Requests for support can be filed as an Issue.

Contributing

We encourage your contributions to improve npmDiag! Keep in mind when you submit your pull request, you'll need to sign the CLA via the click-through using CLA-Assistant. You only have to sign the CLA one time per project. If you have any questions, or to execute our corporate CLA, required if your contribution is on behalf of a company, please drop us an email at [email protected].

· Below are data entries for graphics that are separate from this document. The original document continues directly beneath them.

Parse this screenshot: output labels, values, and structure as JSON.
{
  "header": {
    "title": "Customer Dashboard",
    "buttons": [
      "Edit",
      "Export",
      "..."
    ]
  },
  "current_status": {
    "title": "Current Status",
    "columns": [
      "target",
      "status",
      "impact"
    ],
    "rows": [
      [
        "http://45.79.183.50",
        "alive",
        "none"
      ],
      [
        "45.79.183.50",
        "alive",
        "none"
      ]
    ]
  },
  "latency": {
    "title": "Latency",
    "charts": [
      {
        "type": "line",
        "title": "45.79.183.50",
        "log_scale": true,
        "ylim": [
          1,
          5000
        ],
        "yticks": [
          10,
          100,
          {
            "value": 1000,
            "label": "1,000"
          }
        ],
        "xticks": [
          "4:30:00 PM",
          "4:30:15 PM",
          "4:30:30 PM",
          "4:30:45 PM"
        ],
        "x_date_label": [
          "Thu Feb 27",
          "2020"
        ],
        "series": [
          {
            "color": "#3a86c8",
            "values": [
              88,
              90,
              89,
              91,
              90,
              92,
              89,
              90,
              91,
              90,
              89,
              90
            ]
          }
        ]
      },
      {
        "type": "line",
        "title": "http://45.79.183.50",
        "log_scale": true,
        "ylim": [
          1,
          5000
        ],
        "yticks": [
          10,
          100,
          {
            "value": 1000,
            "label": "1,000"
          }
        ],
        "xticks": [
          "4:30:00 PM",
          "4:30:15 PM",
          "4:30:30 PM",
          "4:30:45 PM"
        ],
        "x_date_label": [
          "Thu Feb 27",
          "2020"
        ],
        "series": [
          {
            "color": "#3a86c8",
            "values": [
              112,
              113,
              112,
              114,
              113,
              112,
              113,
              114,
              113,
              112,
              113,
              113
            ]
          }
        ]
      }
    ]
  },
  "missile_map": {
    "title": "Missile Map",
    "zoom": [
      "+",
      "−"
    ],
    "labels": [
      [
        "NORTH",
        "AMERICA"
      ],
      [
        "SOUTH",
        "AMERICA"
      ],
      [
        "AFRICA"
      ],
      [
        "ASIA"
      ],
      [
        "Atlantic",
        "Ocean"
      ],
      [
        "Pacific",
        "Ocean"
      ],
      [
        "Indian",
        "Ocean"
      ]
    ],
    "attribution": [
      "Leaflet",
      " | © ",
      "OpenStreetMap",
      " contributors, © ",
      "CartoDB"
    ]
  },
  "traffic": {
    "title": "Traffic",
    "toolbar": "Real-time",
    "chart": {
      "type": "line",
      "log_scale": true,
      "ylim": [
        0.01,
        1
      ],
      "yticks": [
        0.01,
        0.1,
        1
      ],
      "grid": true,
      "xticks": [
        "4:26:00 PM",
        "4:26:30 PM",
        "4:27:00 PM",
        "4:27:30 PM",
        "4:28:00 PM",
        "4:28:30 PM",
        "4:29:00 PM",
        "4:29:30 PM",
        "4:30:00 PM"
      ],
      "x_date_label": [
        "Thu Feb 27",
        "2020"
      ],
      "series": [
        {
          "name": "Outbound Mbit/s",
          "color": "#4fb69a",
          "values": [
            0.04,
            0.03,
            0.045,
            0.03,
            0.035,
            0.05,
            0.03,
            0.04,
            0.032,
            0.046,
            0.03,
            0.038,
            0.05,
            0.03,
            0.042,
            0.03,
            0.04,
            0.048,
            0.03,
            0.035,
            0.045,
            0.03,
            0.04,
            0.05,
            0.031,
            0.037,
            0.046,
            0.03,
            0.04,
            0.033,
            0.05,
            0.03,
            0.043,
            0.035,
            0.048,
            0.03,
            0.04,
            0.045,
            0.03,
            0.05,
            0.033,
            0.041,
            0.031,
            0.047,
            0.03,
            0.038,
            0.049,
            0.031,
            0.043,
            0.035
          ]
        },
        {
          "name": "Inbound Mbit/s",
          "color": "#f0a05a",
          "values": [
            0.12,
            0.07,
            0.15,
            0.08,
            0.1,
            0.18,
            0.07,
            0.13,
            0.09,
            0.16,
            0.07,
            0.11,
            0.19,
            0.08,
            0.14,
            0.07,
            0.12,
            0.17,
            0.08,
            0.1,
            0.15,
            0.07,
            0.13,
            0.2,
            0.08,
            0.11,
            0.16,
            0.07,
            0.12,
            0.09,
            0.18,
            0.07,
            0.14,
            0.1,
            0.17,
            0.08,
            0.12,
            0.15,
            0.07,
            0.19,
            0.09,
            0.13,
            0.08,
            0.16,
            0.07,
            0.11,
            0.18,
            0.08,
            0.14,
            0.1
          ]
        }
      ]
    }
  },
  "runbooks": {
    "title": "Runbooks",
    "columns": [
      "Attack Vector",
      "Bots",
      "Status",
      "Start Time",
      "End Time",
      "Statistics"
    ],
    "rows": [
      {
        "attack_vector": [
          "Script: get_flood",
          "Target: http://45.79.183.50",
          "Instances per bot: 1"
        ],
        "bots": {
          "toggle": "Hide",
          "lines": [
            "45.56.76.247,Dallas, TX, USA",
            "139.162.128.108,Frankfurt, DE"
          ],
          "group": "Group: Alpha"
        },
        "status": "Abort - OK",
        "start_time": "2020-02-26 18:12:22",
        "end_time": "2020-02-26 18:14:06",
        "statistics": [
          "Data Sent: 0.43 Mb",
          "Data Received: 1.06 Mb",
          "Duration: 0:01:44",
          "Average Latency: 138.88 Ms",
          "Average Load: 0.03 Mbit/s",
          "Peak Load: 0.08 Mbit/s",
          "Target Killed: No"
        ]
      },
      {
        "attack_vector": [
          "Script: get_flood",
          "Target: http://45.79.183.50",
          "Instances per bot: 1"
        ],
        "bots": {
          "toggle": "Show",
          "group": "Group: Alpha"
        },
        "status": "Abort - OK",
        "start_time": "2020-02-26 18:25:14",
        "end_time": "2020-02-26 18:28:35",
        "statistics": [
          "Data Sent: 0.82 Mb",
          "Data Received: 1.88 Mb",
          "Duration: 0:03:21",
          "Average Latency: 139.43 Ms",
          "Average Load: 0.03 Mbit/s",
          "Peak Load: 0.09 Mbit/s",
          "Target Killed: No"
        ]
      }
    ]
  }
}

A note about vulnerabilities

As noted in our security policy, New Relic is committed to the privacy and security of our customers and their data. We believe that providing coordinated disclosure by security researchers and engaging with the security community are important means to achieve our security goals.

If you believe you have found a security vulnerability in this project or any of New Relic's products or websites, we welcome and greatly appreciate you reporting it to New Relic through HackerOne.

License

npmDiag is licensed under the Apache 2.0 License.